Suppose we do manage to get a ship to another world and colonize it, it will be dozens of light years away and we’d have no way of knowing they reached their destination until they sent something back decades later. Communications would be pointless because several generations would’ve passed. Would we be an interstellar civilization or just two separate and independent civilizations that happen to be the same species.

For some that might be enough but not for me. There must be something that connects us to one another.

Let’s start at the beginning. How are we going to pay for it? Nations don’t just spend billions without some perceived benefit. There needs to be a reason, or specific rational purpose to a new interstellar space race. In the movie Interstellar, the Earth is dying. Humanity needs a new home world. I couldn’t help but notice it is strikingly similar to the premise of Jacob Foxx’s masterpiece The Fifth World (buy it and read it!).

Necessity is the mother of invention.

Why did we travel to space in the first place? The answer is simple: The Cold War. The Soviets launched Sputnik into space in 1957. Less than a year later President Eisenhower signed the National Aeronautics and Space Act, creating NASA. Without Sputnik, there may not have been a NASA. Without the intense strategic competition between the United States and the Soviet Union, we would never have landed on the moon.

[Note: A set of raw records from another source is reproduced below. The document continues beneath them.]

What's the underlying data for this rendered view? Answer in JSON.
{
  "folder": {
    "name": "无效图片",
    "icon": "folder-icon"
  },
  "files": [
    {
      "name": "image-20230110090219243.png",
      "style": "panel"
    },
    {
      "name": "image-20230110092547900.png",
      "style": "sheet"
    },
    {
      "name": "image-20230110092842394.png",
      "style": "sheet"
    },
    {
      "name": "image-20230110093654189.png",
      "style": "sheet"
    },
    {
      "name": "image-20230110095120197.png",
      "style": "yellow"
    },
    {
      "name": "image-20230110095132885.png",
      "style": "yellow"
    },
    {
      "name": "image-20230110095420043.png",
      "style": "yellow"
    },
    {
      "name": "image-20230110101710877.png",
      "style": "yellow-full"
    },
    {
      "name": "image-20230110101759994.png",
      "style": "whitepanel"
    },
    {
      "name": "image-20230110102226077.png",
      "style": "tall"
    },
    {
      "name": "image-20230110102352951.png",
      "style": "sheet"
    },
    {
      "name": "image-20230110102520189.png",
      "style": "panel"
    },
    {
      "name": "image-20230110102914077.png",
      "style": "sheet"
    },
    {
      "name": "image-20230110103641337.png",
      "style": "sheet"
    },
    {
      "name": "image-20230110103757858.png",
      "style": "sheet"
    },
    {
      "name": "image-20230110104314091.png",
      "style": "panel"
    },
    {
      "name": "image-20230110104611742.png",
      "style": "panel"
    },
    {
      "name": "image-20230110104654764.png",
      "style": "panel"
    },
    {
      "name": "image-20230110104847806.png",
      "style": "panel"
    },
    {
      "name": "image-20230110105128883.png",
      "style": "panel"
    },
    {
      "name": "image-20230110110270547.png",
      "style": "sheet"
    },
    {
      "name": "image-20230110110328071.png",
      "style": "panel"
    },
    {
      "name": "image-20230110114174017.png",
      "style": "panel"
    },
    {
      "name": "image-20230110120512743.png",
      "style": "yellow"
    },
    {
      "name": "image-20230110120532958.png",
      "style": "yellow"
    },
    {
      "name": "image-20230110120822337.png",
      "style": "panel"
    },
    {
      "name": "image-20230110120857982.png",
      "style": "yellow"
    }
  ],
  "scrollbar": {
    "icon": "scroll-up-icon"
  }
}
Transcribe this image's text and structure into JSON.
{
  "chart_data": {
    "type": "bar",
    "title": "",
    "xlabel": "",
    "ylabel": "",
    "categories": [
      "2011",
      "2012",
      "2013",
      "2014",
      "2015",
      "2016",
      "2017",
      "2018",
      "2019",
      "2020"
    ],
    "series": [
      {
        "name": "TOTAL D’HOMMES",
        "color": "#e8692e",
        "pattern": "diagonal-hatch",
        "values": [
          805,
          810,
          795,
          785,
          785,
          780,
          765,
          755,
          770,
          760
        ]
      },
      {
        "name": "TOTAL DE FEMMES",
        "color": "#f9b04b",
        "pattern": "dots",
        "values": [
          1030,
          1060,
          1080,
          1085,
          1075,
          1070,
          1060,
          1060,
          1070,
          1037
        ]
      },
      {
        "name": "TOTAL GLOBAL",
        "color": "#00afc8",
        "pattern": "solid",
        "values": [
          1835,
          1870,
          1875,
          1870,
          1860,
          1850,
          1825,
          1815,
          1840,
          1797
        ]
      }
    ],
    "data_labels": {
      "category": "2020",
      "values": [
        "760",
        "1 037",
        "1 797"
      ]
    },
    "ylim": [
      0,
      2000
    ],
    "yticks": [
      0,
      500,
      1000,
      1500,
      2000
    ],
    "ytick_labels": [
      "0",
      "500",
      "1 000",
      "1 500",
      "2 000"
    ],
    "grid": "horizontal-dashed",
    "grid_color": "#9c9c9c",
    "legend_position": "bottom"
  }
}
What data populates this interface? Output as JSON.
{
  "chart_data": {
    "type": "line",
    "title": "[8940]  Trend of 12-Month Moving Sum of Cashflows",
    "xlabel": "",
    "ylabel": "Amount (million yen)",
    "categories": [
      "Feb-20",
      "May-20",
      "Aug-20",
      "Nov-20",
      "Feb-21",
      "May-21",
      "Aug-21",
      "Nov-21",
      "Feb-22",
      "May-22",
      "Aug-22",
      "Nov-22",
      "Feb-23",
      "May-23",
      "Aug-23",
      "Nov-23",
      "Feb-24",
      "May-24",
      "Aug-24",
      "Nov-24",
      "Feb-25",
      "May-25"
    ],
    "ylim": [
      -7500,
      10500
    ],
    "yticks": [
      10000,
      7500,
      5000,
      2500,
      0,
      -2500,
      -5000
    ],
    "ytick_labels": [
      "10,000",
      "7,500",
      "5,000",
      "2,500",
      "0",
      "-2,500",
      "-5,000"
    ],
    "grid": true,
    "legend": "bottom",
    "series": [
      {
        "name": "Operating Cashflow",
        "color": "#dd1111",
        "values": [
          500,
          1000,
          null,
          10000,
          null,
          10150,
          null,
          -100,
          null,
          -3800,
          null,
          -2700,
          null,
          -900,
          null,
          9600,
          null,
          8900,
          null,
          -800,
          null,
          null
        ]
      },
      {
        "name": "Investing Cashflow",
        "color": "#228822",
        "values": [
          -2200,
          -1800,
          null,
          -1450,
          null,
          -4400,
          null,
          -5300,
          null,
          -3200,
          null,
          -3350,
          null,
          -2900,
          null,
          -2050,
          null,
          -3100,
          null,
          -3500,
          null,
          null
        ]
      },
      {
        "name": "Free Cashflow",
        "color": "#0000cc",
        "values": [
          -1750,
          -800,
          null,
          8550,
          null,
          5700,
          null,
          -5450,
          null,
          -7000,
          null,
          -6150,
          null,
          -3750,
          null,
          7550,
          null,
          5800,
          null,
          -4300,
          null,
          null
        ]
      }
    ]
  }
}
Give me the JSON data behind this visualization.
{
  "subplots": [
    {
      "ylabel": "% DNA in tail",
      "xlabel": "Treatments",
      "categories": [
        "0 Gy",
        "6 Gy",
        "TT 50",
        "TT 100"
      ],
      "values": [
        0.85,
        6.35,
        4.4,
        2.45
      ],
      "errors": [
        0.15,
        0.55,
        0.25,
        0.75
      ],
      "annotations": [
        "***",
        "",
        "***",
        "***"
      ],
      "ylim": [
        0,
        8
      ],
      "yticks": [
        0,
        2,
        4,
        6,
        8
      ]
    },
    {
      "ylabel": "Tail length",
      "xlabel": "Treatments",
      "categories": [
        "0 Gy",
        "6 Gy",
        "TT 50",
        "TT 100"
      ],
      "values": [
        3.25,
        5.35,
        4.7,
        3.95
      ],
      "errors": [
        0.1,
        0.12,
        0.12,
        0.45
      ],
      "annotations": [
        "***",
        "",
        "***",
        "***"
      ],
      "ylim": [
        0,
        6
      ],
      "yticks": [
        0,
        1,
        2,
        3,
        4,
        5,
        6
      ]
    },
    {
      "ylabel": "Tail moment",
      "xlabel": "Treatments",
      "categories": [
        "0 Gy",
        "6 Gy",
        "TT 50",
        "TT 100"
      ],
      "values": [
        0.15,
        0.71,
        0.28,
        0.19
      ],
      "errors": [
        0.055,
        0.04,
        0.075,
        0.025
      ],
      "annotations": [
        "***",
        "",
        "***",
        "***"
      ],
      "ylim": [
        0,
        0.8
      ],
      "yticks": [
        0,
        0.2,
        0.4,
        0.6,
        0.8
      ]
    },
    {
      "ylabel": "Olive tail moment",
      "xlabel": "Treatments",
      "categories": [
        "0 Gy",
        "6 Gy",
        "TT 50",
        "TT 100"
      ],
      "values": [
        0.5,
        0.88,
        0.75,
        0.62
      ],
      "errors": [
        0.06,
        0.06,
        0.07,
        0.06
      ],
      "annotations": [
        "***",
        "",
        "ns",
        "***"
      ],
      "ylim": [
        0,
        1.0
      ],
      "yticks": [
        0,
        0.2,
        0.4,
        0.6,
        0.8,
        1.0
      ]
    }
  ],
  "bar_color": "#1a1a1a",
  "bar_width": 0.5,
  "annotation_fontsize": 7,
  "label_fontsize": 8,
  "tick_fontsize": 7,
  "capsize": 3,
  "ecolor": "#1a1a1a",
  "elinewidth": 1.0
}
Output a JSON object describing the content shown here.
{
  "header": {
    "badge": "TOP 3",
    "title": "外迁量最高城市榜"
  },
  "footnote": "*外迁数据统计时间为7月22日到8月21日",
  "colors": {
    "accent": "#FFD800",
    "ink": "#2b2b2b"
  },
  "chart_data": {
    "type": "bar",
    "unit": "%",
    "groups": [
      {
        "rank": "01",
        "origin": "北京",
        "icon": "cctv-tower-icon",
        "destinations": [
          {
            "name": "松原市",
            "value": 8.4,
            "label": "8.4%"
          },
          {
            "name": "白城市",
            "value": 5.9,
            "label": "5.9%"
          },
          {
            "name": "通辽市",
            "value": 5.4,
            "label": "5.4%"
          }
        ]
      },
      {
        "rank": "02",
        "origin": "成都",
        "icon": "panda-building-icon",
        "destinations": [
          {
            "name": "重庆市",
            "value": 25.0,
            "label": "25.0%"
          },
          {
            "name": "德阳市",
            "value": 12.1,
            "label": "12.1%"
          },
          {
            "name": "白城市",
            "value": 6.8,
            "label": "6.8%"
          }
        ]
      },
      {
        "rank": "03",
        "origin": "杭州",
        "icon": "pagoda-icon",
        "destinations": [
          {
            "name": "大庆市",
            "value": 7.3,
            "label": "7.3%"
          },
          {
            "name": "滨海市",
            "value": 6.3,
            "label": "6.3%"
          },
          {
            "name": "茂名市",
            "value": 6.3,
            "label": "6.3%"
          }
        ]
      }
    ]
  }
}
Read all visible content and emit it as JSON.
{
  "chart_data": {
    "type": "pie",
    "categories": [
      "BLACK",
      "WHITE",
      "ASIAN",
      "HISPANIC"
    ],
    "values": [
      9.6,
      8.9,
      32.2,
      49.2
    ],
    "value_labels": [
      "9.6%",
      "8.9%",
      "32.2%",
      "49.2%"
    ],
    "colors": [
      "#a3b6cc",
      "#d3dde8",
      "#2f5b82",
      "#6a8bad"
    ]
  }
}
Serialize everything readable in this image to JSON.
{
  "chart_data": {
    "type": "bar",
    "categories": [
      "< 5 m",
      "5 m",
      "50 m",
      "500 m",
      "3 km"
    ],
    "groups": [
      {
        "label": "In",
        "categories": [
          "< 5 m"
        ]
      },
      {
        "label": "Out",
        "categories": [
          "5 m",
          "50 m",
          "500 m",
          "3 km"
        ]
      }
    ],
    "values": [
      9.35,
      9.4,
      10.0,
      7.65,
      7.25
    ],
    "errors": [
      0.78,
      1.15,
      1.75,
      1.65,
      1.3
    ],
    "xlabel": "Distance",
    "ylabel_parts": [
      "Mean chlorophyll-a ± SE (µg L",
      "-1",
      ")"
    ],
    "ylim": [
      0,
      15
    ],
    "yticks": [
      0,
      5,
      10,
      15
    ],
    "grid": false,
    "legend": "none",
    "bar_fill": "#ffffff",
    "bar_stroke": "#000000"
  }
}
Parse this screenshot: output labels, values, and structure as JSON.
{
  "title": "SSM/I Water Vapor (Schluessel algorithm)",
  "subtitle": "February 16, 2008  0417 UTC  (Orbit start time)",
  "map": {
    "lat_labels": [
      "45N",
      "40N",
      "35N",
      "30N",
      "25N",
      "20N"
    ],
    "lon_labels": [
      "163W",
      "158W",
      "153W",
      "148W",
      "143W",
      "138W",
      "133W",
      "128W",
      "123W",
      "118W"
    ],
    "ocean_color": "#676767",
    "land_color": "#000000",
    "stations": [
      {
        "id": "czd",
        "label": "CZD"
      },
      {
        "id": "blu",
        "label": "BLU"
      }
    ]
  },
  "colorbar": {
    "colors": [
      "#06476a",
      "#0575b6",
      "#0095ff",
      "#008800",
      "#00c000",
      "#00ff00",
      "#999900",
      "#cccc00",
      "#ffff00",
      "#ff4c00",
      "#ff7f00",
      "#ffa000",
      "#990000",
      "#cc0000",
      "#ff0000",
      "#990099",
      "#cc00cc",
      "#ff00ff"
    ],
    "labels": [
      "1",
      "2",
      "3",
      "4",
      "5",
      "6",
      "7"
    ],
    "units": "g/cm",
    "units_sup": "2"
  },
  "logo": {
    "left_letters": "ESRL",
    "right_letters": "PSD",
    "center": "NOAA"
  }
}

Sputnik was built is part of the Soviet rocket program, specifically to expand their capability. You can guess what was going to be on those rockets.

There is no major international conflict taking place today or a strategic advantage that warrants research into interstellar travel. Their needs to be something of value out there. There are a few potential resources available out there: rare metals from asteroids, land on new planets, and exotic elements not present on Earth in significant amounts, such as helium-3. At this time, the costs of recovering these resources dramatically outweigh the benefits.

The second challenge is the obvious one: propulsion. No one is going to invest billions in such an enterprise unless they will see benefits within their own lifetime. It is not really a technological challenge but more of a theoretical one. According to our knowledge of physics, nothing can travel faster than the speed of light. With that limitation, any interstellar voyage to another star would take decades, possibly longer. Such long time periods and distances make interstellar travel and colonization impractical.

There is also the challenge of communication. Without some new form of communication we will only be able to send messages as fast as our ships can travel, just like the old days before the telegraph. To maintain some sort of unified civilization, Earth needs to be able to communicate with her colonies at a reasonable speed.

Planet habitability will be another challenge. On Earth we take habitability for granted. Earth was habitable before humans existed. If we couldn’t survive in Earth’s atmosphere, we wouldn’t be here to discuss it now. Alien worlds won’t be so hospitable. Most will require some amount of terraforming. Even then, we will need to gain an extensive knowledge of planetary mechanics in order to maintain its habitability. As we’ve recently learned about our own planet, environments can change.

Finally, we come to the first contact question. Captain Picard and the United Federation of Planets had the Prime Directive. What do we have? What will we do if we encounter intelligent life? No such laws or protocols exist. If we are going to travel to alien worlds, we need to be prepared in case there are current residents.

Traveling beyond the Solar System is an incredible challenge but colonizing a new world is even harder. We need to figure out what we do once we get there, how we will ensure the environment is tolerable, how to govern it, and what to do if we encounter intelligent alien life. All of this before we figure out how we are going to pay for such an endeavor. Even if we find a new world, the world powers aren’t known for their ability to share. The European empires fought over two large continents during the colonial era. Can humanity unite behind a single objective and achieve it without strife?

I doubt it. Maybe we should just colonize the moon and Mars.